Aos olhos do Estado os convertidos passaram a ser considerados cristãos-novos, vigiados de perto pela Inquisição, sofrendo preconceitos e perseguições esporádicas.

Em muitos casos, judeus mantiveram suas crenças na esfera privada, adotando o catolicismo como fé publica em oposição à prática oculta da religião de Abrão.

Nenhuma lei obrigou os judeus a investirem na expansão ultramarina, todavia, quando se fazia patente à falta de recursos do Estado e a perseguição aos judeus era acirrada, os judeus detentores de capital investiram tudo ou quase tudo que possuíssem nas novas rotas que eram abertas, ao que muitos migravam para as novas possessões a fim de escapar de perseguições mais violentas.
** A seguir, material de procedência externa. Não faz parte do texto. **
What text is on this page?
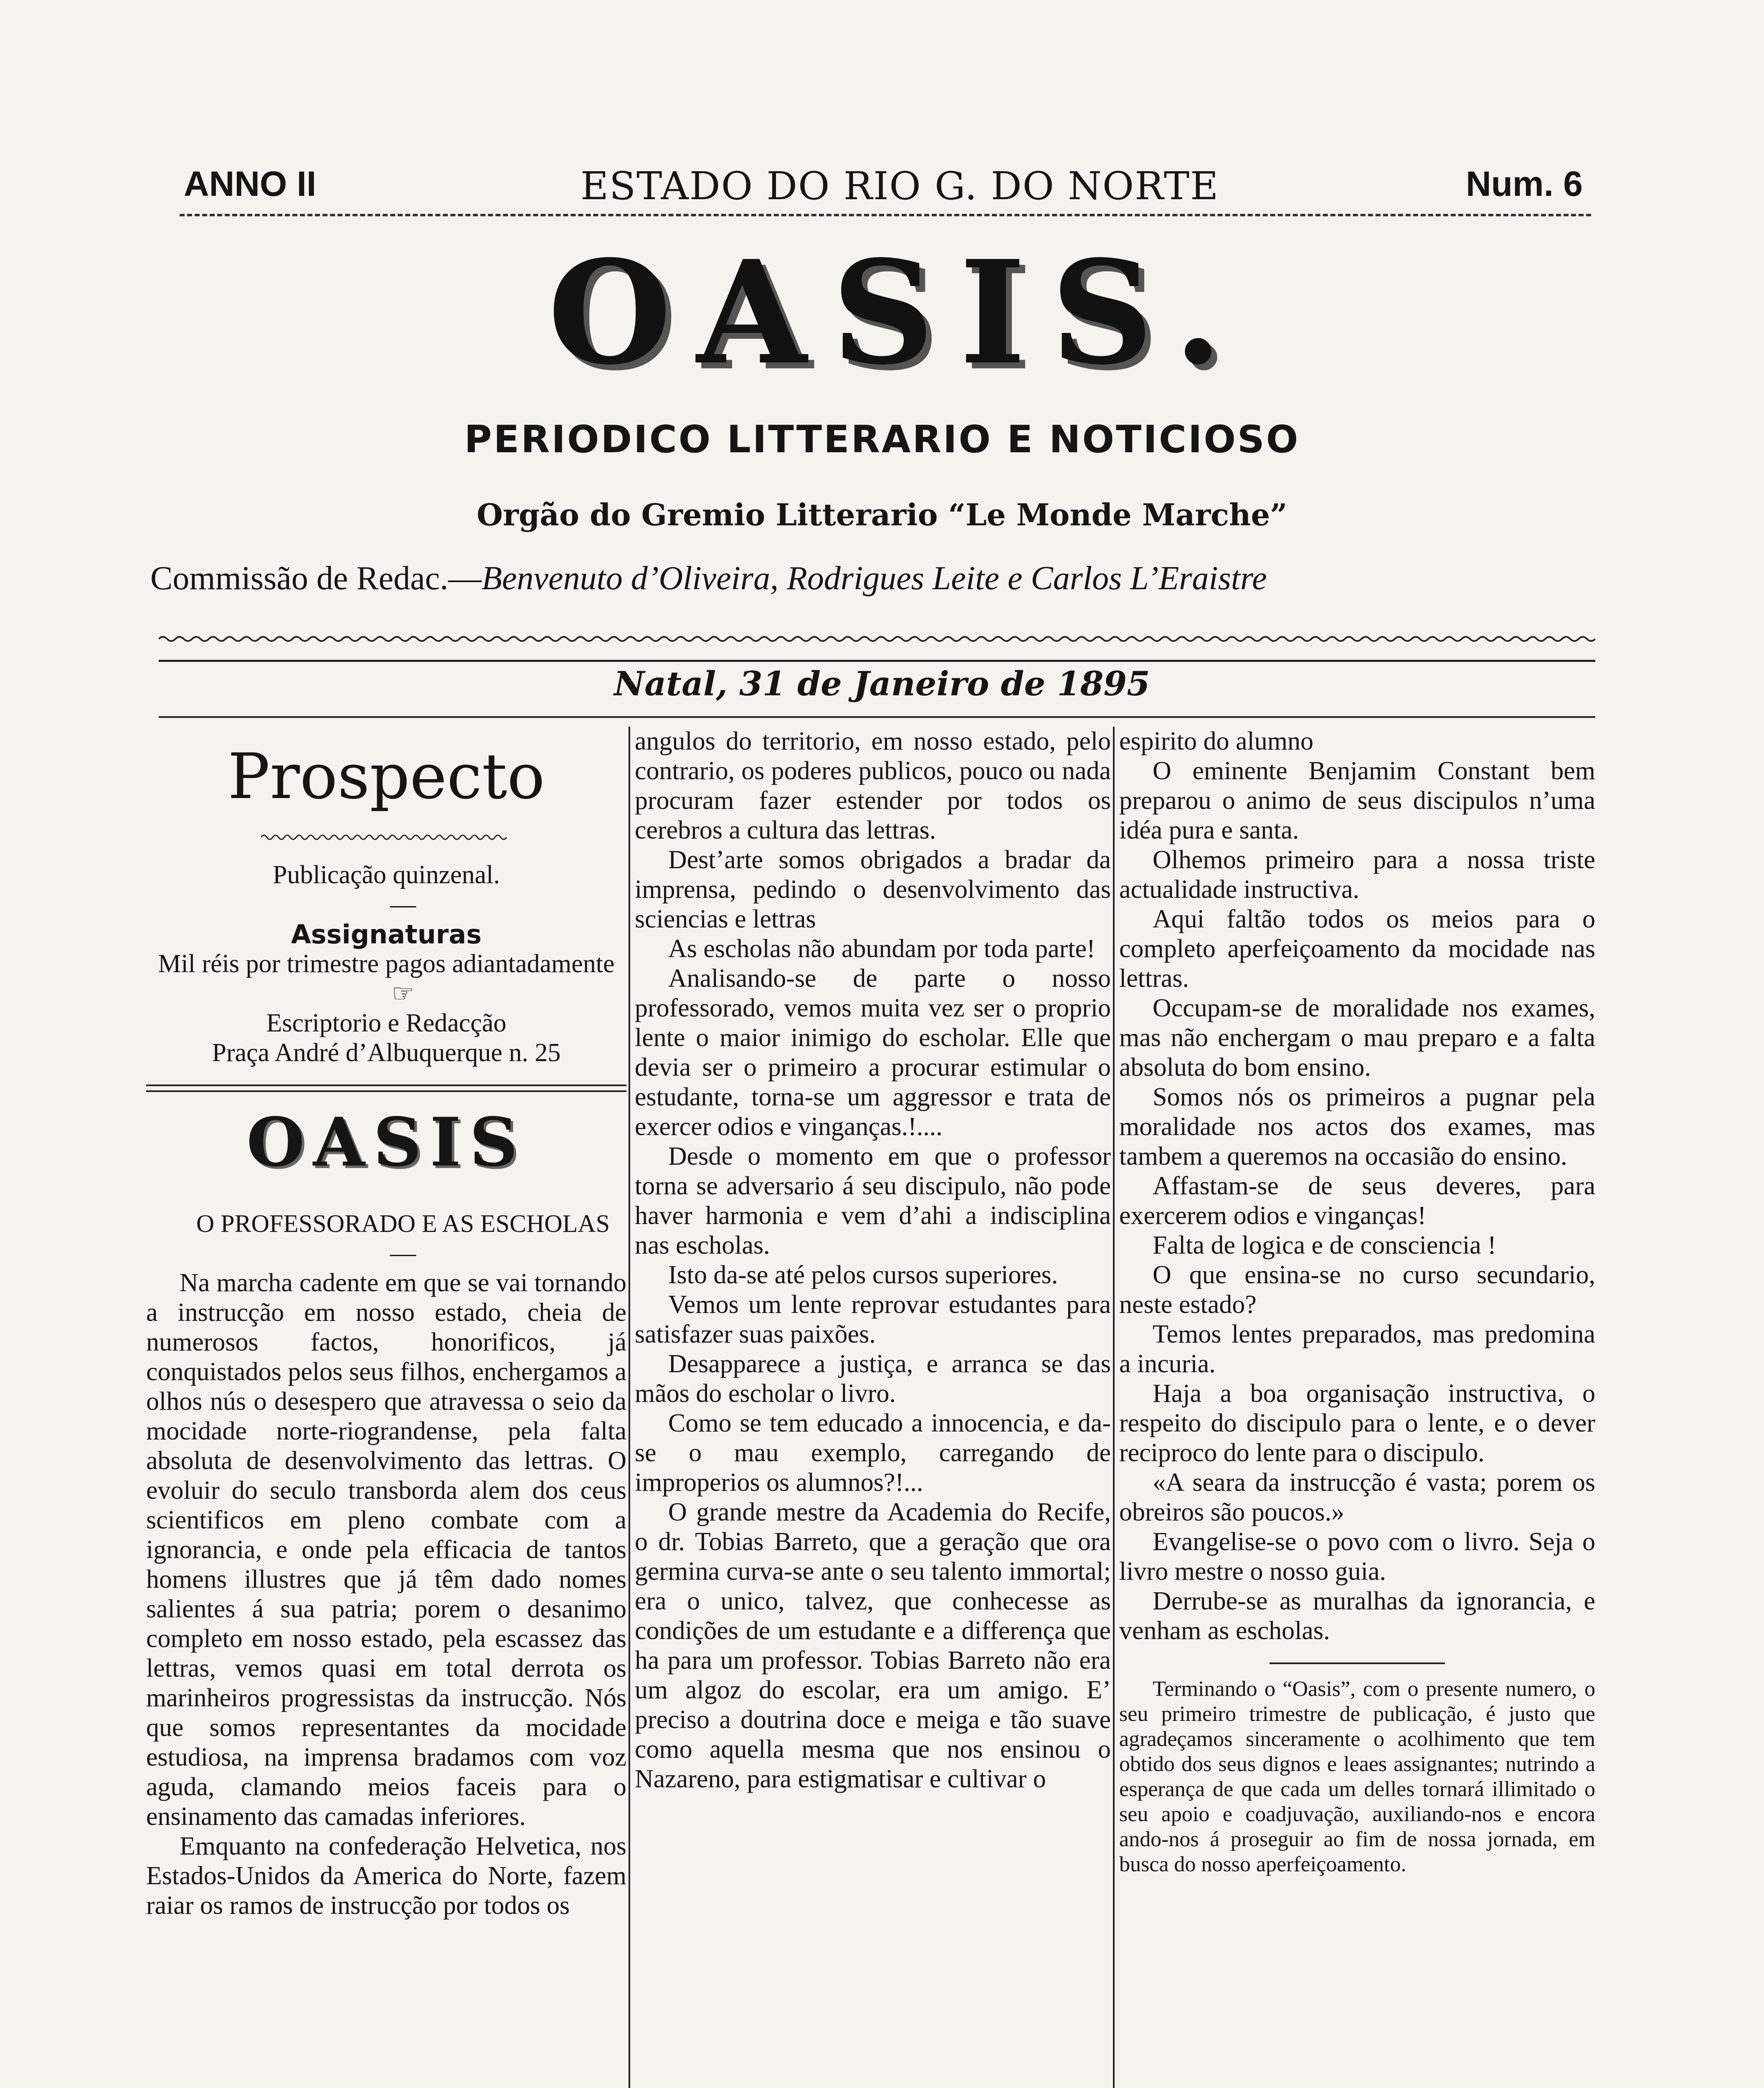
ANNO II	ESTADO DO RIO G. DO NORTE	Num. 6
OASIS.
PERIODICO LITTERARIO E NOTICIOSO
Orgão do Gremio Litterario “Le Monde Marche”
Commissão de Redac.—Benvenuto d’Oliveira, Rodrigues Leite e Carlos L’Eraistre
Natal, 31 de Janeiro de 1895
Prospecto

Publicação quinzenal.

—

Assignaturas

Mil réis por trimestre pagos adiantadamente

☞

Escriptorio e Redacção

Praça André d’Albuquerque n. 25

OASIS

O PROFESSORADO E AS ESCHOLAS

—

Na marcha cadente em que se vai tornando a instrucção em nosso estado, cheia de numerosos factos, honorificos, já conquistados pelos seus filhos, enchergamos a olhos nús o desespero que atravessa o seio da mocidade norte-riograndense, pela falta absoluta de desenvolvimento das lettras. O evoluir do seculo transborda alem dos ceus scientificos em pleno combate com a ignorancia, e onde pela efficacia de tantos homens illustres que já têm dado nomes salientes á sua patria; porem o desanimo completo em nosso estado, pela escassez das lettras, vemos quasi em total derrota os marinheiros progressistas da instrucção. Nós que somos representantes da mocidade estudiosa, na imprensa bradamos com voz aguda, clamando meios faceis para o ensinamento das camadas inferiores.

Emquanto na confederação Helvetica, nos Estados-Unidos da America do Norte, fazem raiar os ramos de instrucção por todos os

angulos do territorio, em nosso estado, pelo contrario, os poderes publicos, pouco ou nada procuram fazer estender por todos os cerebros a cultura das lettras.

Dest’arte somos obrigados a bradar da imprensa, pedindo o desenvolvimento das sciencias e lettras

As escholas não abundam por toda parte!

Analisando-se de parte o nosso professorado, vemos muita vez ser o proprio lente o maior inimigo do escholar. Elle que devia ser o primeiro a procurar estimular o estudante, torna-se um aggressor e trata de exercer odios e vinganças.!....

Desde o momento em que o professor torna se adversario á seu discipulo, não pode haver harmonia e vem d’ahi a indisciplina nas escholas.

Isto da-se até pelos cursos superiores.

Vemos um lente reprovar estudantes para satisfazer suas paixões.

Desapparece a justiça, e arranca se das mãos do escholar o livro.

Como se tem educado a innocencia, e da-se o mau exemplo, carregando de improperios os alumnos?!...

O grande mestre da Academia do Recife, o dr. Tobias Barreto, que a geração que ora germina curva-se ante o seu talento immortal; era o unico, talvez, que conhecesse as condições de um estudante e a differença que ha para um professor. Tobias Barreto não era um algoz do escolar, era um amigo. E’ preciso a doutrina doce e meiga e tão suave como aquella mesma que nos ensinou o Nazareno, para estigmatisar e cultivar o

espirito do alumno

O eminente Benjamim Constant bem preparou o animo de seus discipulos n’uma idéa pura e santa.

Olhemos primeiro para a nossa triste actualidade instructiva.

Aqui faltão todos os meios para o completo aperfeiçoamento da mocidade nas lettras.

Occupam-se de moralidade nos exames, mas não enchergam o mau preparo e a falta absoluta do bom ensino.

Somos nós os primeiros a pugnar pela moralidade nos actos dos exames, mas tambem a queremos na occasião do ensino.

Affastam-se de seus deveres, para exercerem odios e vinganças!

Falta de logica e de consciencia !

O que ensina-se no curso secundario, neste estado?

Temos lentes preparados, mas predomina a incuria.

Haja a boa organisação instructiva, o respeito do discipulo para o lente, e o dever reciproco do lente para o discipulo.

«A seara da instrucção é vasta; porem os obreiros são poucos.»

Evangelise-se o povo com o livro. Seja o livro mestre o nosso guia.

Derrube-se as muralhas da ignorancia, e venham as escholas.

Terminando o “Oasis”, com o presente numero, o seu primeiro trimestre de publicação, é justo que agradeçamos sinceramente o acolhimento que tem obtido dos seus dignos e leaes assignantes; nutrindo a esperança de que cada um delles tornará illimitado o seu apoio e coadjuvação, auxiliando-nos e encora ando-nos á proseguir ao fim de nossa jornada, em busca do nosso aperfeiçoamento.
Em uma breve carta, um tanto danificada pelo tempo, endereçada a “El Rei”, datada apenas em 18 de maio, sem referência ao ano, tratando-se provavelmente de correspondência emitida na primeira metade do século XVI, D. Alvaro de Noronha, “Capitão Mor de Azamor”, faz referência a um contrato feito com judeus, no qual a coroa havia se comprometido a doar “nove mil alqueirez dentro em tres annos, tres mil cada anno”, no norte da África, em troca de investimentos.
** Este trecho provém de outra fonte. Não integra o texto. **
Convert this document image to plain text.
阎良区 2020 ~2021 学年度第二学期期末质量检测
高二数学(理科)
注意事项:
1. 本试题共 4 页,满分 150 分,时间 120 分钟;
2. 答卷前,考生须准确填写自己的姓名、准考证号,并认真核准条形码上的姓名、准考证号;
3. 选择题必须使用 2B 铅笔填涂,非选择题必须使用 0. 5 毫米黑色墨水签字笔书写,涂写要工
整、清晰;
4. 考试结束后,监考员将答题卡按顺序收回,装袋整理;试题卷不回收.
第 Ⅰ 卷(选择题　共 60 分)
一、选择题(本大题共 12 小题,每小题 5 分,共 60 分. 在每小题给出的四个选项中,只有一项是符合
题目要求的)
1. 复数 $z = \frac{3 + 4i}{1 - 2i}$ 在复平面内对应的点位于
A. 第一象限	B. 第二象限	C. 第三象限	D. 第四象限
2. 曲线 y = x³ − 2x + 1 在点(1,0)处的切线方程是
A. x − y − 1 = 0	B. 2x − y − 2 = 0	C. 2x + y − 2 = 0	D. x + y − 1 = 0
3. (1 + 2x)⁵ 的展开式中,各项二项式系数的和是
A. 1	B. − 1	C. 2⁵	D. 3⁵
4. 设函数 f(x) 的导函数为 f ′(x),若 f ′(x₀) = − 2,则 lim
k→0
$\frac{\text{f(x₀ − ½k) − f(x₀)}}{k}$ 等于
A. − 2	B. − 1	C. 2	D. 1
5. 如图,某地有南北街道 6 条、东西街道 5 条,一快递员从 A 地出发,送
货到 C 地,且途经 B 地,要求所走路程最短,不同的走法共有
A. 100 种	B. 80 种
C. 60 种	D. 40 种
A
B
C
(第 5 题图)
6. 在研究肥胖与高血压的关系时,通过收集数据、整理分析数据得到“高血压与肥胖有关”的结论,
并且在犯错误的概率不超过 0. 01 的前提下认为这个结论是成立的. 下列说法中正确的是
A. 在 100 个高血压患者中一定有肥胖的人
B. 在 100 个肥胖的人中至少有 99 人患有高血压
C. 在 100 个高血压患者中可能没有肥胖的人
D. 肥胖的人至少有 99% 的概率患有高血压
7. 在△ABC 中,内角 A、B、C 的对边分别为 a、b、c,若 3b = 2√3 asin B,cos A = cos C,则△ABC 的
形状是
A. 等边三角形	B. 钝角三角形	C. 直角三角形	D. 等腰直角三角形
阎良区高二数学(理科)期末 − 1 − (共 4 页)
O Brasil se transformou na terra prometida para os cristãos-novos portugueses, compelidos a migrarem para novas terras em além-mar.


Foi uma saída viável à recusa da aceitação de sua fé no reino, tendo em vista o fato da Inquisição nunca ter se instalado por aqui, embora tenham sido instituídas visitações do Santo Oficio em 1591, 1605, 1618, 1627, 1763 e 1769.
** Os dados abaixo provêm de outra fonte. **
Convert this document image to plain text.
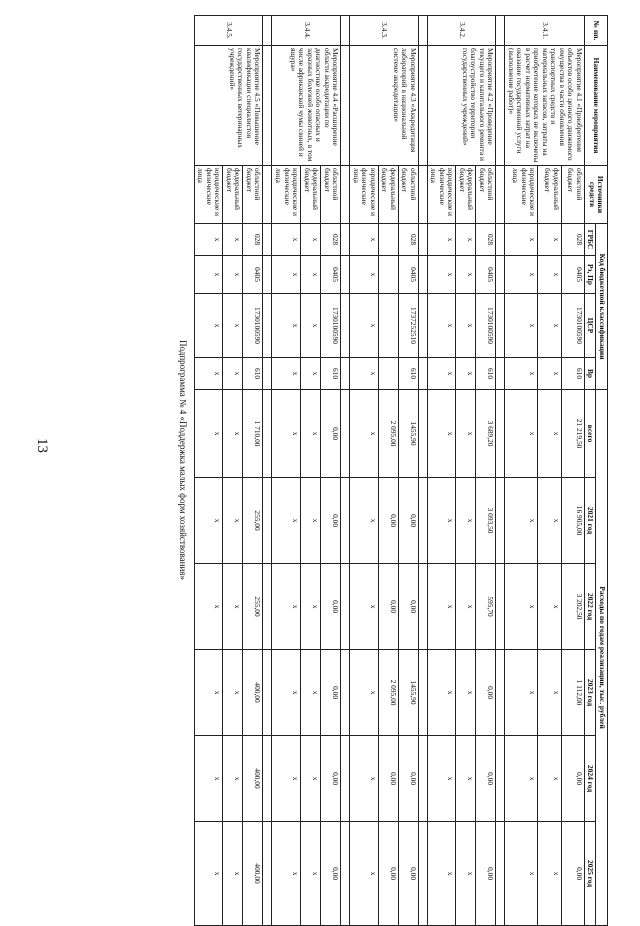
13
№ пп.	Наименование мероприятия	Источники средств	Код бюджетной классификации				Расходы по годам реализации, тыс. рублей					
			ГРБС	Рз, Пр	ЦСР	Вр	всего	2021 год	2022 год	2023 год	2024 год	2025 год
3.4.1.	Мероприятие 4.1 «Приобретение объектов особо ценного движимого имущества в части обновления транспортных средств и материальных запасов, затраты на приобретение которых не включены в расчет нормативных затрат на оказание государственной услуги (выполнение работ)»	областной бюджет	028	0405	1730100590	610	21 219,50	16 905,00	3 202,50	1 112,00	0,00	0,00
		федеральный бюджет	х	х	х	х	х	х	х	х	х	х
		юридические и физические лица	х	х	х	х	х	х	х	х	х	х

3.4.2.	Мероприятие 4.2 «Проведение текущего и капитального ремонта и благоустройство территории государственных учреждений»	областной бюджет	028	0405	1730100590	610	3 689,20	3 093,50	595,70	0,00	0,00	0,00
		федеральный бюджет	х	х	х	х	х	х	х	х	х	х
		юридические и физические лица	х	х	х	х	х	х	х	х	х	х

3.4.3.	Мероприятие 4.3 «Аккредитация лабораторий в национальной системе аккредитации»	областной бюджет	028	0405	1737252510	610	1455,90	0,00	0,00	1455,90	0,00	0,00
		федеральный бюджет					2 095,00	0,00	0,00	2 095,00	0,00	0,00
		юридические и физические лица	х	х	х	х	х	х	х	х	х	х

3.4.4.	Мероприятие 4.4 «Расширение области аккредитации по диагностике особо опасных и заразных болезней животных, в том числе африканской чумы свиней и ящура»	областной бюджет	028	0405	1730100590	610	0,00	0,00	0,00	0,00	0,00	0,00
		федеральный бюджет	х	х	х	х	х	х	х	х	х	х
		юридические и физические лица	х	х	х	х	х	х	х	х	х	х

3.4.5.	Мероприятие 4.5 «Повышение квалификации специалистов государственных ветеринарных учреждений»	областной бюджет	028	0405	1730100590	610	1 710,00	255,00	255,00	400,00	400,00	400,00
		федеральный бюджет	х	х	х	х	х	х	х	х	х	х
		юридические и физические лица	х	х	х	х	х	х	х	х	х	х
Подпрограмма № 4 «Поддержка малых форм хозяйствования»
Alojados sobretudo na Bahia, em Pernambuco, na Paraíba e no Maranhão; os cristãos-novos recém-chegados integraram-se rapidamente, ocupando cargos nas Câmaras Municipais, em atividades administrativas, burocráticas e comerciais, destacando-se também como senhores de engenho, algo impensável em Portugal.

Sem a Inquisição em seus calcanhares, os cristãos-novos continuaram a exercer práticas judaicas no interior de seus lares, mantendo vivos os laços familiares e comunitários clandestinamente, ao mesmo tempo, adotando uma postura publica católica, respondendo a uma necessidade de adesão, participação e identificação.

Uma situação diversa dos cristãos-novos em Pernambuco ocupada pelos holandeses, quando o exercício do judaísmo passou a ser aberto, com pessoas influentes frequentando as duas sinagogas de Recife e ocupando cargos de destaque na administração da cidade.

Seja como for, para além dos judeus, há ainda a questão da influencia dos protestantes no sincretismo cultural brasileiro, um tema ainda pouco estudado e que merece maior atenção.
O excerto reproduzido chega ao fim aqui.